Focus Areas
Automated, flexible electricity consumption in buildings: The residential sector represents a significant potential source of flexible electricity consumption because 1) households comprise a substantial portion of energy demand and emissions; 2) domestic thermal applications (heating, cooling, water heating, and refrigeration) can be readily electrified and integrated with thermal storage using existing, cost-effective technologies; and 3) smart meters enable real-time communication between these technologies and electricity markets. This focus area explores how residential thermal applications can be electrified, integrated with thermal storage, and managed autonomously via energy management systems.
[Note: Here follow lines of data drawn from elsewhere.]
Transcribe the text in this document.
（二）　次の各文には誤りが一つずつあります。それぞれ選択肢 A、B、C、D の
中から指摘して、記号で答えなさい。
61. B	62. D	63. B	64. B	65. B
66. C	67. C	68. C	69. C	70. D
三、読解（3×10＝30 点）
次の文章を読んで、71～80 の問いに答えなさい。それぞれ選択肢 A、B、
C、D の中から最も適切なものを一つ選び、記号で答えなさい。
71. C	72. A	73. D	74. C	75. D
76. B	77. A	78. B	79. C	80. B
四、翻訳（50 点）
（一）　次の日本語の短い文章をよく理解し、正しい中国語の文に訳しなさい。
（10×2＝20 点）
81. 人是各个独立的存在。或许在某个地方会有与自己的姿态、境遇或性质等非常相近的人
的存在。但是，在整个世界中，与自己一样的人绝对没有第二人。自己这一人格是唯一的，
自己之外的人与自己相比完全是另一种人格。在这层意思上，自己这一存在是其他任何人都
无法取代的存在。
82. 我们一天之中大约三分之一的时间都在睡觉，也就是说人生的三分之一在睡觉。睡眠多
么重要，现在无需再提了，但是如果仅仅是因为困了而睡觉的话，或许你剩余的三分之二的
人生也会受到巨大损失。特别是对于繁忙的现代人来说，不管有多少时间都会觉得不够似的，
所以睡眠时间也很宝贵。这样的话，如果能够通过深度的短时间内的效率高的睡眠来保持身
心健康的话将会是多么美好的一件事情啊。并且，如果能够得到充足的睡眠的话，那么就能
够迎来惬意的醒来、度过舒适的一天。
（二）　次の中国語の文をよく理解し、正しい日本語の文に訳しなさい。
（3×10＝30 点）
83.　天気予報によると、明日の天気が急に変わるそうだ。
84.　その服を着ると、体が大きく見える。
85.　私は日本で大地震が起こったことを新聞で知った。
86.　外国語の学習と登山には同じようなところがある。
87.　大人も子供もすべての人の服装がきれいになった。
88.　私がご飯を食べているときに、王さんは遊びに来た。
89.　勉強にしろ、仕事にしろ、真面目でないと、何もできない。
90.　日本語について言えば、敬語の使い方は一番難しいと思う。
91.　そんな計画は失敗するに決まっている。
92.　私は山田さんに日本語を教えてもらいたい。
Neighborhood aggregation and district-scale technology: Individual building behavior is inconsequential to regional electric grid operations, but aggregating many buildings together can elevate their impact to a notable scale. This focus area aggregates individual households at the neighborhood scale to coordinate their behavior to respond flexibly to local and regional power sector signals and to integrate their operation with campus-scale technologies such as district heating and cooling.
Modeling the power sector: A major goal of my demand-side modeling work is to motivate cities to consume energy in ways that support power sector sustainability. I capture those impacts by representing the electric grid with power plant dispatch models. Coupling urban energy system and power sector models helps me investigate their interactions endogenously, in particular, by exploring the way energy technology utilization in both systems influence electricity prices and emissions.
Distributed optimization and systems aggregation methods: My theoretical work combines distributed optimization with systems aggregation to coordinate independent agents’ behavior using dynamic prices. I am particularly interested in large systems where an abundance of agents makes it difficult to apply centralized control schemes. In these situations, distributed, aggregate methods can reduce computational and communication needs.
Data analysis of pilot projects: I use real-world pilot projects to calibrate my system models and test the strategies they generate. I explore the data from these projects using statistical analysis and visualization methods. I am also interested in developing new pilot projects - from sophisticated pilots that might install energy technology in neighborhoods to test its real-world utilization, to simpler projects that virtually engage consumers with dynamic prices, automation, and new technology using energy management games.